28 April 2007

National Science Bowl 2007

Well, I've been in Washington, D.C., for two days now. Science bowl is a science competition for high schoolers in which I participated back in high school; it was probably my favorite part of all 12 grades.

This year I asked to come back as a moderator -- basically like Alex Trebek, except cooler, and there are a lot of us and we don't have moustaches and aren't on syndicated TV. But it's the same general idea. The actual competition starts tomorrow, although we moderators have spent most of today taking turns as moderators and competitors among ourselves (tons of fun, but still kinda exhausting over an 8-hour time period).

Yesterday and the previous evening we've been around the downtown area. I broke off from the rest of the group on Friday and walked around the museums on the mall. The Hirshorn modern art museum didn't have very good exhibits this time around (when I went two novembers ago it had some pretty cool stuff). I browsed quickly through the new Native American museum; its most interesting blurb was about an American Indian who dressed up in traditional clothes and lay down with his eyes closed in a glass box in a real museum as though he were an exhibit, as a rebellion against the idea that their traditions and heritage are only a thing of the past.

My favorite exhibit of anything in DC is by far the gems and minerals exhibit at the Smithsonian Natural History Museum. It is amazing.

Yesterday evening I met up with my friend who graduated and moved up here to work for the NRC -- we had a good time. The day before that I walked around the chevy chase neighborhood admiring the cherry and dogwood trees in bloom; it was pretty. Also, the house two doors North of the 4H campus has a Lamborghini in its driveway.

It's also weird to be around 350 high schoolers for most of each day. Especially when so many of them are so incredibly pretentious. A lot of them are brilliant, but that's still no excuse for the way they behave. The Secretary of Energy spoke to us on Friday morning -- one kid asked him a question about uranium reprocessing.

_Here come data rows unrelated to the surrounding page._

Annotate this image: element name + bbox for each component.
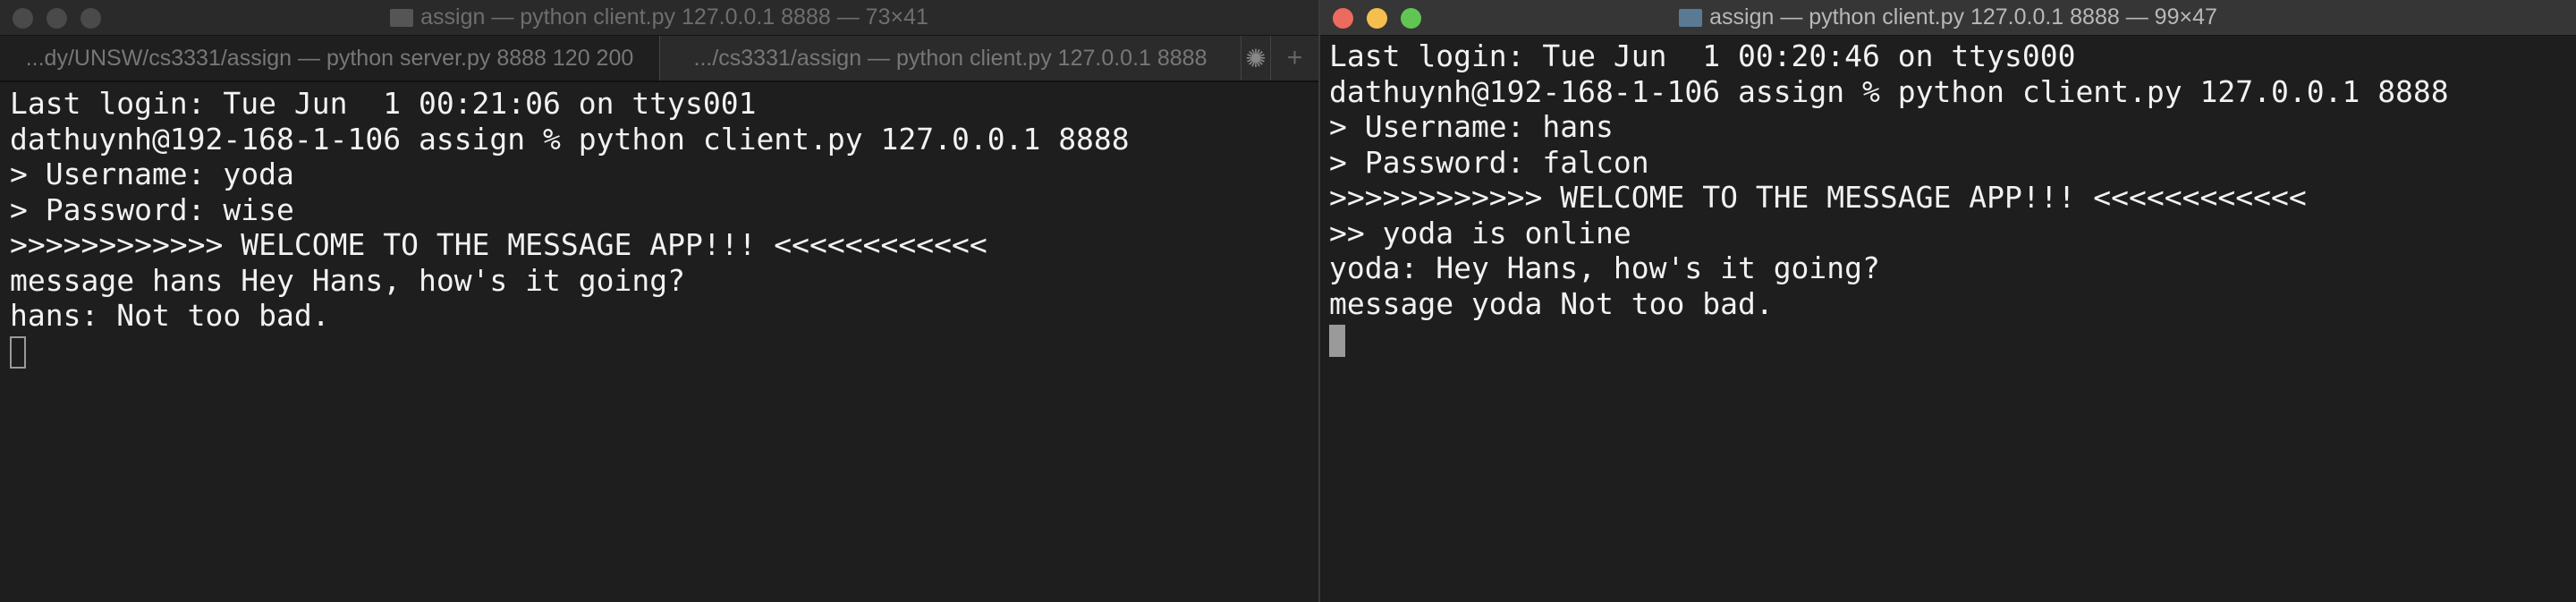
tab-label: ...dy/UNSW/cs3331/assign — python server… [25, 45, 634, 71]
terminal-output[interactable]: Last login: Tue Jun 1 00:21:06 on ttys00… [10, 86, 1130, 369]
right-terminal-window: assign — python client.py 127.0.0.1 8888… [1318, 0, 2576, 602]
new-tab-button[interactable]: + [1270, 36, 1318, 81]
close-button[interactable] [13, 8, 33, 29]
terminal-line: message hans Hey Hans, how's it going? [10, 262, 685, 298]
title-bar[interactable]: assign — python client.py 127.0.0.1 8888… [0, 0, 1318, 36]
terminal-line: > Password: falcon [1329, 144, 1649, 180]
left-terminal-window: assign — python client.py 127.0.0.1 8888… [0, 0, 1318, 602]
activity-spinner-icon: ✺ [1245, 44, 1267, 72]
terminal-line: > Username: hans [1329, 109, 1614, 144]
tab-label: .../cs3331/assign — python client.py 127… [693, 45, 1208, 71]
terminal-line: hans: Not too bad. [10, 298, 330, 333]
tab-server[interactable]: ...dy/UNSW/cs3331/assign — python server… [0, 36, 660, 81]
terminal-cursor [10, 336, 26, 369]
title-bar[interactable]: assign — python client.py 127.0.0.1 8888… [1320, 0, 2576, 36]
zoom-button[interactable] [80, 8, 101, 29]
folder-icon [390, 8, 414, 27]
terminal-line: message yoda Not too bad. [1329, 285, 1774, 321]
minimize-button[interactable] [1367, 8, 1387, 29]
terminal-cursor [1329, 324, 1345, 357]
tab-client[interactable]: .../cs3331/assign — python client.py 127… [660, 36, 1241, 81]
terminal-output[interactable]: Last login: Tue Jun 1 00:20:46 on ttys00… [1329, 38, 2449, 357]
terminal-line: dathuynh@192-168-1-106 assign % python c… [1329, 73, 2449, 109]
tab-bar: ...dy/UNSW/cs3331/assign — python server… [0, 36, 1318, 82]
terminal-line: > Password: wise [10, 191, 294, 227]
terminal-line: Last login: Tue Jun 1 00:21:06 on ttys00… [10, 86, 757, 121]
terminal-line: >> yoda is online [1329, 215, 1631, 250]
folder-icon [1679, 8, 1703, 27]
terminal-line: >>>>>>>>>>>> WELCOME TO THE MESSAGE APP!… [10, 227, 987, 262]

The Secretary gave a very competent answer, but apparently it wasn't what the kid wanted to hear -- he actually started talking back to the guy about U-238. It must have taken incredible patience for the guy to say, "Yes. I know," and to continue unfazed. When you're speaking to someone that important who knows so much more than you do (not only has he been informed from whatever briefings he gets, but also he has a Ph.D. in chemical engineering or something) you need to ask your question, learn from his answer, and sit down. The kid wasted the time of both the Secretary and the rest of the audience, and he made himself look like an idiot in the process. Ugh.

But besides being around those kind of people part of the time (my roommate is sort of like that -- it's obvious he and his accomplishments are the only thing he cares about) it has been a lot of fun. Plus, my friend from high school and A&M is volunteering as well.